Went on the **** yesterday down the Thames watching the London Marathon. Met a mate at the finish line and went for a few beers as you do. Come about 9 o clock and about 12 pints later I can hardly speak - My pal took me home. My missus is ****** at me and puts me to bed. At about 11.30 I get up and try to take a sh*t in the laundry basket, she screams at me and marches me to the toilet. I then somehow take a wrong turn out of the toilet go downstairs to my downstairs neighbours house open the front door go down their stairs and into their bed and go to sleep. My missus wakes up when my neighbours come home from the pub and the wife is screaming to her husband that a strange man is sleeping in their bed. My missus comes rushing down and finds me curled up in my neighbours bed with them freaking out trying to wake me up. Lisa has to pull me up with me in just my boxers and take me back upstairs. This morning I wake up and luckily find a note on my door from the woman downstairs saying please don't be embarrassed it was the funniest thing that has ever happened to them in the whole time they had lived there. So do you think a bottle of wine and an apology cover this
Well Katie you see blokes say things they dont mean but if its to another bloke they no wnker means nothing but women seem to take offence and it will be removed soon anyway some dxcs reported me lol
When my bf was with his wife he had a night out on the lash and drunk god knows how many pints of guinness. He had to sleep over that night at his wife's parents' house. In the middle of the night he felt the urge to go to the loo but woke up not remembering where he was..needless to say he didnt make it to the loo in time and ended up leaving 'guinness footprints' of poo all along their hall landing on their white carpet into the bathroom!

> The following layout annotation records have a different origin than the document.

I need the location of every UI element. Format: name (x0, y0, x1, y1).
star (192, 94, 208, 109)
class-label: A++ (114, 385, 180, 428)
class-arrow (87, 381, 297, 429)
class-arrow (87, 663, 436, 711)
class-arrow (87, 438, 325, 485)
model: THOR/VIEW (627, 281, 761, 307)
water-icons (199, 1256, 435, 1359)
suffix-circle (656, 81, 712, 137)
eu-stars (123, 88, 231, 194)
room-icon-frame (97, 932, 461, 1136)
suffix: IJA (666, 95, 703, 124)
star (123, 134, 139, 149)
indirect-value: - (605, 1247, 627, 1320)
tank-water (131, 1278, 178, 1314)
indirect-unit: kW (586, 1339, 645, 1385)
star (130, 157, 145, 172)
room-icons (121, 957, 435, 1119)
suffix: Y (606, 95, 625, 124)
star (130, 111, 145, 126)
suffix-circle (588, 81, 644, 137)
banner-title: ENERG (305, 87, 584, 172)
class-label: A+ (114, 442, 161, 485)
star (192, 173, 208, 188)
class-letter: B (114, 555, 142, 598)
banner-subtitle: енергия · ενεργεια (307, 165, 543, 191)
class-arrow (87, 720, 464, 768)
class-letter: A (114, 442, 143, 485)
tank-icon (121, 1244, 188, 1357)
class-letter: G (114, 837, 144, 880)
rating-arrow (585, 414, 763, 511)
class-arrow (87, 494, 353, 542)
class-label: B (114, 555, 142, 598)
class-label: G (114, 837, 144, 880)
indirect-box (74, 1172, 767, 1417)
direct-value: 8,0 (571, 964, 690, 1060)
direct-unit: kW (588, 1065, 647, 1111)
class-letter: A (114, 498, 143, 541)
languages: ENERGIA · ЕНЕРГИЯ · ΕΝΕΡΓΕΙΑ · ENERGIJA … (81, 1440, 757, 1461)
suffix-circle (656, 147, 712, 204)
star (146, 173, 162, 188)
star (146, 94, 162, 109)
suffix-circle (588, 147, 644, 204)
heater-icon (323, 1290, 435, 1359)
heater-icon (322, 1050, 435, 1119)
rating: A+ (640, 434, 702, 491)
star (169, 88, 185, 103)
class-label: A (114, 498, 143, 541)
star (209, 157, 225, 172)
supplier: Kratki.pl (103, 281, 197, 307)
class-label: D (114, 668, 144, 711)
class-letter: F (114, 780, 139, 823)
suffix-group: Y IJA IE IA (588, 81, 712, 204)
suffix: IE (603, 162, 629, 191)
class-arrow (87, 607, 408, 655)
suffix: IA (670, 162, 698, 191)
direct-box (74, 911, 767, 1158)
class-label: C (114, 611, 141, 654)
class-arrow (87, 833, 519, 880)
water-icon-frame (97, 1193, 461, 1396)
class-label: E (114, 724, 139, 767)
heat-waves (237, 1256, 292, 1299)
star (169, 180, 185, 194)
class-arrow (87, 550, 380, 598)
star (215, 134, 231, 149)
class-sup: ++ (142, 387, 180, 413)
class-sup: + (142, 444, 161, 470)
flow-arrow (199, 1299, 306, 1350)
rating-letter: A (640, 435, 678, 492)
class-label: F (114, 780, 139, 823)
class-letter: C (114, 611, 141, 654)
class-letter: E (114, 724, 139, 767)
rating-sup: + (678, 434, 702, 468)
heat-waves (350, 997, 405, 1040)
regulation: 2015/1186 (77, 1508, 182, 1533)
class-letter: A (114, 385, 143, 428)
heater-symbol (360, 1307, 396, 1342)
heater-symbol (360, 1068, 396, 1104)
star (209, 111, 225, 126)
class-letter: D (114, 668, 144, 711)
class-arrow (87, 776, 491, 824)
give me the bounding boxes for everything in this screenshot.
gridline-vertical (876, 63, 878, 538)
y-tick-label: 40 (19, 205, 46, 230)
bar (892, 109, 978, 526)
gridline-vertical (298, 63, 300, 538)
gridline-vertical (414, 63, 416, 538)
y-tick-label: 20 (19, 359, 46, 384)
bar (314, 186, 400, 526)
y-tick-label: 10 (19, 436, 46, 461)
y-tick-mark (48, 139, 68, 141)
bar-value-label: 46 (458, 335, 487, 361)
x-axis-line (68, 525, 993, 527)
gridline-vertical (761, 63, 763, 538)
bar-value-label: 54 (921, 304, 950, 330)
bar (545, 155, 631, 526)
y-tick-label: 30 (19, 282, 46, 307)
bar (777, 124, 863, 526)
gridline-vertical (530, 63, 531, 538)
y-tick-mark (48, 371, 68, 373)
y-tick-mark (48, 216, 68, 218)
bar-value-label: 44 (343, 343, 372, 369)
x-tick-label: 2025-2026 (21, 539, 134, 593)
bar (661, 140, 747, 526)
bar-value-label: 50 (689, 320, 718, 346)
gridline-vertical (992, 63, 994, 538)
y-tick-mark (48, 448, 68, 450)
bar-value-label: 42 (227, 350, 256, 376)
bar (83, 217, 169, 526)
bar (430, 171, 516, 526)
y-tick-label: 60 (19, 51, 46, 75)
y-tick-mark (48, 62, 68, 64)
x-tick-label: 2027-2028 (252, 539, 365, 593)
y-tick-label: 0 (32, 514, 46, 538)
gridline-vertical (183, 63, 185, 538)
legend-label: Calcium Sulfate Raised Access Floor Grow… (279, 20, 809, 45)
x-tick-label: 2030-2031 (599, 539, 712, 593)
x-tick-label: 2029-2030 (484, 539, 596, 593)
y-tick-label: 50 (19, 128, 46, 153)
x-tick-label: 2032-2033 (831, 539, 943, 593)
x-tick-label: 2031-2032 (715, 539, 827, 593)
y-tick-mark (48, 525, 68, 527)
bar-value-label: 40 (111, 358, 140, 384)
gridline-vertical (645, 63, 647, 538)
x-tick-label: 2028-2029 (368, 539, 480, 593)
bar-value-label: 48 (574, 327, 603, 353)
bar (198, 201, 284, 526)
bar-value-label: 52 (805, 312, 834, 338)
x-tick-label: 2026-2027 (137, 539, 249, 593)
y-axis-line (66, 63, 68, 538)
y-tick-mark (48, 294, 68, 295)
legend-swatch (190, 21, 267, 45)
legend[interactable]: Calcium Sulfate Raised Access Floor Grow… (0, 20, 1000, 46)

He was so ashamed he legged it there and then and drove home with it all down his legs....his wife had to say that it was her that did it to save his shame....he never faced the parents again.
but why do men have this need to pee anywhere they fancy when they are drunk? You don't catch women going into wardrobes and laundry baskets after a skin full do you? why is that, anyone know? Its not a dig at blokes, just curious as to why thast all!
Good luck with the apoplogies Mr Tall!!!! LOL
good Q jules - my ex peed in his sock drawer one night after being out on the lash and then wondered why all his pants and socks were wet the next day.
i've always managed to get to the loo no matter how trollied i am.
They have 2 teenage sons who were asleep and like me they have 2 chubb locks on their front door and no yale type lock so when unlocked you can just push the door open.